Session 8 Summary

Overview
Code Organization and Structure
- Source Directory Layout
Debugging and Error Handling
- Assertion System
- Error Logging Limitations
- Memory Debugging
Matrix Representation and Formats
- Internal Representation
Mask Handling
- GB_get_mask Function
User-Callable Method Structure
- Standard Workflow for All Methods
- Descriptor Handling
Type Compatibility and Validation
- Type Checking
Operator Management
- Operator Simplification
- Operator Flipping
Wait and Pending Operations
- Matrix State Management
Apply Operation Deep Dive
- Three Main Execution Paths
Operator Type Handling
- Positional Operators
- ISO Value Handling
Parallel Execution
- Task Slicing Strategy
- Column Index Lookup
Factory Kernel System
- Factory Organization
- Three-tier Execution Strategy
Bind First/Second Operations
- Binary Operator with Scalar
Index Unary Operators
- User-Defined Index Unary Operators
JIT Kernel Selection
- Algorithm Variants
Accum-Mask Phase
- Final Phase of All Operations
Key Insights and Design Principles
Technical Details
Session Notes

Overview

This session provides a detailed walkthrough of algorithm implementation in SuiteSparse GraphBLAS, focusing primarily on the GrB_apply operation. Dr. Davis demonstrates the internal structure of the library, explaining how algorithms are organized, optimized, and executed across different execution paths (CPU, JIT, CUDA).

Code Organization and Structure [00:00:18]

Source Directory Layout

"I just released GraphBLAS 9.3.1. Now all the source files have been restructured so it's easier to follow."

Factory folders: Template files used only to construct factory kernels, not needed for JIT
Include folders: Various definitions for algorithm sets
Template folders: Templatized kernels used in JIT and factory kernels, containing data-type-dependent algorithms
Source files (first level): Compiled directly into libgraphblas.so, not templatized, only work on integers/structure

Key principle: Algorithms that only work on structure (not data-dependent) are not JIT-compiled and reside in primary source files.

Debugging and Error Handling [00:19:30]

Assertion System

"If I want to turn on the assertions, I can go to GB_debug.h and recompile the code, then all these assertions become active."

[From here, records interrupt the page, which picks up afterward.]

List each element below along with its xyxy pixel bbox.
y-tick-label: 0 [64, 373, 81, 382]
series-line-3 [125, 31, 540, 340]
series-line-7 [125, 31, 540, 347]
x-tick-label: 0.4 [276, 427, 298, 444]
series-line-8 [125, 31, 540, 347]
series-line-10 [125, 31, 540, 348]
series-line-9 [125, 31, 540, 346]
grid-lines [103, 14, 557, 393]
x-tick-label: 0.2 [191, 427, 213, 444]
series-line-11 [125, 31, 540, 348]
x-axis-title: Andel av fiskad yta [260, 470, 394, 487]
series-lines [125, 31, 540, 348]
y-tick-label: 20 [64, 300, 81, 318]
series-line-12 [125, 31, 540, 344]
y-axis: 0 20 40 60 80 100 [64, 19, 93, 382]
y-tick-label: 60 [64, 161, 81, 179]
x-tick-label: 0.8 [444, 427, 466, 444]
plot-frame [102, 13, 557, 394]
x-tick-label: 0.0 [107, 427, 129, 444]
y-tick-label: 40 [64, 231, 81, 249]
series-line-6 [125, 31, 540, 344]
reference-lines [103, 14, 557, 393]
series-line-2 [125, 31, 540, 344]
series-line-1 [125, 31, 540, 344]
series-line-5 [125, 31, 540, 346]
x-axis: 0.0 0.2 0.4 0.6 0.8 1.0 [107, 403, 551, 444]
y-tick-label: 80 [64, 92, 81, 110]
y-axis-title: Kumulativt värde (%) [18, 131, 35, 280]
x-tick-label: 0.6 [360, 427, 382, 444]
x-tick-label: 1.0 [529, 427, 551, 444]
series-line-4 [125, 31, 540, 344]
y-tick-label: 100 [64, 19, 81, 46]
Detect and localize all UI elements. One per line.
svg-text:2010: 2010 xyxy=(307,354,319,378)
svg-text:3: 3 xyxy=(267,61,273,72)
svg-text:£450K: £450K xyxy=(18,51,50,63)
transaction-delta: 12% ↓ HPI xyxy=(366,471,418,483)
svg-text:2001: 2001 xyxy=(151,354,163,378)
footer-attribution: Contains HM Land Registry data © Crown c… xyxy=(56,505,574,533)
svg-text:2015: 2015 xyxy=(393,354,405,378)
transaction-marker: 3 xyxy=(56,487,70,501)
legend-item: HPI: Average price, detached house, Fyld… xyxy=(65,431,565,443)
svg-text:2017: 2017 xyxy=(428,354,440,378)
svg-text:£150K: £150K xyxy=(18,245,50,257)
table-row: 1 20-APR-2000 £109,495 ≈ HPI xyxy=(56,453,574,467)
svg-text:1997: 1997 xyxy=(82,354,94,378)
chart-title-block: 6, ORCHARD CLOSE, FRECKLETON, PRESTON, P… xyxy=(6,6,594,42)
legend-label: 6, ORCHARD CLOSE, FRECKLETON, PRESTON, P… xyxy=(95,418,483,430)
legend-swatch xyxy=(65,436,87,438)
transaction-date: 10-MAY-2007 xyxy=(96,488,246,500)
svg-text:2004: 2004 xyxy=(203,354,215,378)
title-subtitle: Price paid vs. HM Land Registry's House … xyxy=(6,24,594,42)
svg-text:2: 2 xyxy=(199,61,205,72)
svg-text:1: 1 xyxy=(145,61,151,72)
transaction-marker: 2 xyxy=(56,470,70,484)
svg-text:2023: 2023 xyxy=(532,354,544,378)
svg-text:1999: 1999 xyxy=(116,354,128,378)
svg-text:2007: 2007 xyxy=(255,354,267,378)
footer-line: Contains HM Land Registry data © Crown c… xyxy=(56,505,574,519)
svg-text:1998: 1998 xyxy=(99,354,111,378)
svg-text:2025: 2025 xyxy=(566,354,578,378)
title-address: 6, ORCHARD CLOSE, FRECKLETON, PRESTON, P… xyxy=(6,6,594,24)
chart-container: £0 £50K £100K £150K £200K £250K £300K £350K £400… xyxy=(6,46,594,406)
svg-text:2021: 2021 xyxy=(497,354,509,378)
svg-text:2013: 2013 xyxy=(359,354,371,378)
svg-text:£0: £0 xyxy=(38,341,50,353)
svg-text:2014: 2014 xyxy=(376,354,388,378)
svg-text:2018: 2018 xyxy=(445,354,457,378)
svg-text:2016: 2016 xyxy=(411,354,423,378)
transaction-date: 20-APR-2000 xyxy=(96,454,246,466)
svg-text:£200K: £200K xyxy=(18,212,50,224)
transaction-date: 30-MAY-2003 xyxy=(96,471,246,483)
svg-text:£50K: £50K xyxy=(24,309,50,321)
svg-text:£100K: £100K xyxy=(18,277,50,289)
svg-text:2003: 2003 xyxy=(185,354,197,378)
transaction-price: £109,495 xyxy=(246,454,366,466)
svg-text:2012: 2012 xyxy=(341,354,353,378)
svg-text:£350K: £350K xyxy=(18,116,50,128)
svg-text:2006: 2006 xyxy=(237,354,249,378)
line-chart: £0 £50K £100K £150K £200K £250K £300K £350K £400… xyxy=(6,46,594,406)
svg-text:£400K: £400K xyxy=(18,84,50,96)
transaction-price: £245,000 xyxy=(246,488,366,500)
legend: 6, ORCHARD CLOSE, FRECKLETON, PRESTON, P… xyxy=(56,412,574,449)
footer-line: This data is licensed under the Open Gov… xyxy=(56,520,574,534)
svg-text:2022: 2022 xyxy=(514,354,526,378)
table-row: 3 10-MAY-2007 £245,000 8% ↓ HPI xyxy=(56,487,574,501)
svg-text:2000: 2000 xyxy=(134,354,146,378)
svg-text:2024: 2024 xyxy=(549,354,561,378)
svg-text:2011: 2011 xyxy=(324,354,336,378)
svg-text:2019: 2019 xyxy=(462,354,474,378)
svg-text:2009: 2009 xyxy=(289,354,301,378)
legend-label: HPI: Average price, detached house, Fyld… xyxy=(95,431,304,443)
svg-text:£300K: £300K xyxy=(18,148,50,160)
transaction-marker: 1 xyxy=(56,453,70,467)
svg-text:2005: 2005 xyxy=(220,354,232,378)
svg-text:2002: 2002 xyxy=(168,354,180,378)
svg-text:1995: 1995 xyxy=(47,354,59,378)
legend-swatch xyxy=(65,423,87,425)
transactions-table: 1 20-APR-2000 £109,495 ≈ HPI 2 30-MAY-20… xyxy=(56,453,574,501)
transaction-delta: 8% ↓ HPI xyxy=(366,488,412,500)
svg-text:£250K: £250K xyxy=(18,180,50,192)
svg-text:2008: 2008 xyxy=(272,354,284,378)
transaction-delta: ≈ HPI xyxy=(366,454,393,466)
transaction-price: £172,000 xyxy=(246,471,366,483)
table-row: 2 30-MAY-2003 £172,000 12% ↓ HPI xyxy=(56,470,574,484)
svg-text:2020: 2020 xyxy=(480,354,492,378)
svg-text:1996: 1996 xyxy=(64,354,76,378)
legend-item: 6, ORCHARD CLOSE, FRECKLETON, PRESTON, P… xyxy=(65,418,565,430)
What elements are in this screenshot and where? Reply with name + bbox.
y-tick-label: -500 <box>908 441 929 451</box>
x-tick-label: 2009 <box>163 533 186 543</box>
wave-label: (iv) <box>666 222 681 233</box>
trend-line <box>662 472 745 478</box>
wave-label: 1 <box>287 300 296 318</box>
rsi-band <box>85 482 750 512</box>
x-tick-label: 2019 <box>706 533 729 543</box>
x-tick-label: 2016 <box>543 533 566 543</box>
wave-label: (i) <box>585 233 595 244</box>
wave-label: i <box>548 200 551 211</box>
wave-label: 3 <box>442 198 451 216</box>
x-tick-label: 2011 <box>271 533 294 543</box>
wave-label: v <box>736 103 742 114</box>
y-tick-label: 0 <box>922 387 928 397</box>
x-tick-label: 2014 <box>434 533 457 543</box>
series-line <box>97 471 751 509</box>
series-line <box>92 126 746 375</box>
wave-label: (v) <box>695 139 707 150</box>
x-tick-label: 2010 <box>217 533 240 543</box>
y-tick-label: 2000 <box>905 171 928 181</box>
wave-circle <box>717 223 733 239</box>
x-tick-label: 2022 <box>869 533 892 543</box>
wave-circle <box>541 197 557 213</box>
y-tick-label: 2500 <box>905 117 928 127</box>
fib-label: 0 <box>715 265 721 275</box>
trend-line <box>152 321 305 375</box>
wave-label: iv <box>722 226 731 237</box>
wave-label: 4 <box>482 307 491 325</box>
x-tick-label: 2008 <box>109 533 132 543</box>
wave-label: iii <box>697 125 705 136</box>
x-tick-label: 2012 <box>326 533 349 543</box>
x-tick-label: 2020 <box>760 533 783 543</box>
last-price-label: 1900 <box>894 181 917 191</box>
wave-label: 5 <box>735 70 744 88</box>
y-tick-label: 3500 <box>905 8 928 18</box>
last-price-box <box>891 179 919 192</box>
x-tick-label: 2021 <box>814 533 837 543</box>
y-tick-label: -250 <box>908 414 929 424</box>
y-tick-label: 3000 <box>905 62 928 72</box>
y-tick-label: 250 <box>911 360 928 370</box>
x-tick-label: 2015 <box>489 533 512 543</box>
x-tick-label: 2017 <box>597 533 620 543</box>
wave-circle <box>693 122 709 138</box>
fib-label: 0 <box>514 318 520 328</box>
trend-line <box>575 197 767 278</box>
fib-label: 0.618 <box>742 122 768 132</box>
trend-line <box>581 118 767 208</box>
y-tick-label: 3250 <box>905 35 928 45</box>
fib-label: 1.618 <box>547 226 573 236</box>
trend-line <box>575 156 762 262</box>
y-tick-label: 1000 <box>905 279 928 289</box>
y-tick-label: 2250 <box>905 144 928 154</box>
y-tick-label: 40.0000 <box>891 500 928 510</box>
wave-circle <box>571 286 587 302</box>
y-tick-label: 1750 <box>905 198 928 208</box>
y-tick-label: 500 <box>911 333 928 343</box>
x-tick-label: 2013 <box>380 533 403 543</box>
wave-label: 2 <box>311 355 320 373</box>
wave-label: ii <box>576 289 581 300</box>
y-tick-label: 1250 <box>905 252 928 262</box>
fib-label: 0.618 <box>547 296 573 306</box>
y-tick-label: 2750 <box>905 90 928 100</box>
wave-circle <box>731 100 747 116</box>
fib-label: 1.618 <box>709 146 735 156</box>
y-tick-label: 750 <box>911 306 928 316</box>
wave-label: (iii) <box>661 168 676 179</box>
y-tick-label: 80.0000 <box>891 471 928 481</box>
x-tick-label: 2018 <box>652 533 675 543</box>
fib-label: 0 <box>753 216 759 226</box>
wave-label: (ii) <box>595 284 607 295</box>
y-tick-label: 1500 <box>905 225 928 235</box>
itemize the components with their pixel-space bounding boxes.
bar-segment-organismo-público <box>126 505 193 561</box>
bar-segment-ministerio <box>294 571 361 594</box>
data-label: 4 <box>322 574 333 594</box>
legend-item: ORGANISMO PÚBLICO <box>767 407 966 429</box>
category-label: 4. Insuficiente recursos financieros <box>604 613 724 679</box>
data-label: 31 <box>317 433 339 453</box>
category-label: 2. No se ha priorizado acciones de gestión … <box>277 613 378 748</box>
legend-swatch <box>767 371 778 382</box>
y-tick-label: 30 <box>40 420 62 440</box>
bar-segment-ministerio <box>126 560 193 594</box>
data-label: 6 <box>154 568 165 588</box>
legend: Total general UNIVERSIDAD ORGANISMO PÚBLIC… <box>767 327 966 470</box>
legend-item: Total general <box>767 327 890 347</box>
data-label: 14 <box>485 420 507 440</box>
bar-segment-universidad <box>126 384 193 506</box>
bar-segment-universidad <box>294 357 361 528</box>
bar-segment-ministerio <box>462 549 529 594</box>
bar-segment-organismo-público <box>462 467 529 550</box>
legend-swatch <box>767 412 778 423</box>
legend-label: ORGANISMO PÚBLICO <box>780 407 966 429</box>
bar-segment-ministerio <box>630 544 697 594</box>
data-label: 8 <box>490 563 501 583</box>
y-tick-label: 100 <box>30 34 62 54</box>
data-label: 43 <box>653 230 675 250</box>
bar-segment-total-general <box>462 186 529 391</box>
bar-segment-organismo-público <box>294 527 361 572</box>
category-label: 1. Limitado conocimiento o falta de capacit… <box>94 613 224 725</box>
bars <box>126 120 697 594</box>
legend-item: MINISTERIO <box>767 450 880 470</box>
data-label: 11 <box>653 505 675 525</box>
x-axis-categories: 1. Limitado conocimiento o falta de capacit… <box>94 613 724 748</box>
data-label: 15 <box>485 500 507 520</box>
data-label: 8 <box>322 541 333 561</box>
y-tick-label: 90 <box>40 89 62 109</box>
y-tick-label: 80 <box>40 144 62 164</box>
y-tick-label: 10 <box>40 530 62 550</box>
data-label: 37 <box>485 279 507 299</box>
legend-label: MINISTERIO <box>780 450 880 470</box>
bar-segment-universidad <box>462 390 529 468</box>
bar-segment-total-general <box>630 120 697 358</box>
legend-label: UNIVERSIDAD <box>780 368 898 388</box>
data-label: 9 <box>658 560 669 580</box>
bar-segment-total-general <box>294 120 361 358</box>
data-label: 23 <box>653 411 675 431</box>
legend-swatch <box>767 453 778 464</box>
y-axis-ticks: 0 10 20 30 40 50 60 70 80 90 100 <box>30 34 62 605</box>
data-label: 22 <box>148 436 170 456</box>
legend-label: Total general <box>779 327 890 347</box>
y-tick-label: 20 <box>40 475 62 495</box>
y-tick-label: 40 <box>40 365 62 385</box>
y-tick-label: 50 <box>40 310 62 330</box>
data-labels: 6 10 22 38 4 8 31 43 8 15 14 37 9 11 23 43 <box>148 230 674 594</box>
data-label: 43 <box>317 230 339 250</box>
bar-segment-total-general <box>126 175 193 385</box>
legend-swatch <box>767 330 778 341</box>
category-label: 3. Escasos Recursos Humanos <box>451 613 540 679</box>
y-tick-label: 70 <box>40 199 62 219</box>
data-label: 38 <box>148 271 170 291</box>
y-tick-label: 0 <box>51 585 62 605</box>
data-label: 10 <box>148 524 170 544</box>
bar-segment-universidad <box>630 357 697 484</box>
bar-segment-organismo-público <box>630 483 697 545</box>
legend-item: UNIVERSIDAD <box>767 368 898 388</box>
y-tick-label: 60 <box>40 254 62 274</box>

GB_assert macros: Development-time checks that validate matrix integrity
GB_Matrix_check: Exhaustive validation that walks across entire matrix (very slow but comprehensive)
Used via assert(GB_Matrix_check(A, GB_0)) where GB_0 means don't print anything
Can change GB_0 to GB_5 to enable printing during debugging

Error Logging Limitations

"The spec committee decided to put the error string into the output object itself. But what if the error is so bad the output object is null or broken? There's no other place to put the error."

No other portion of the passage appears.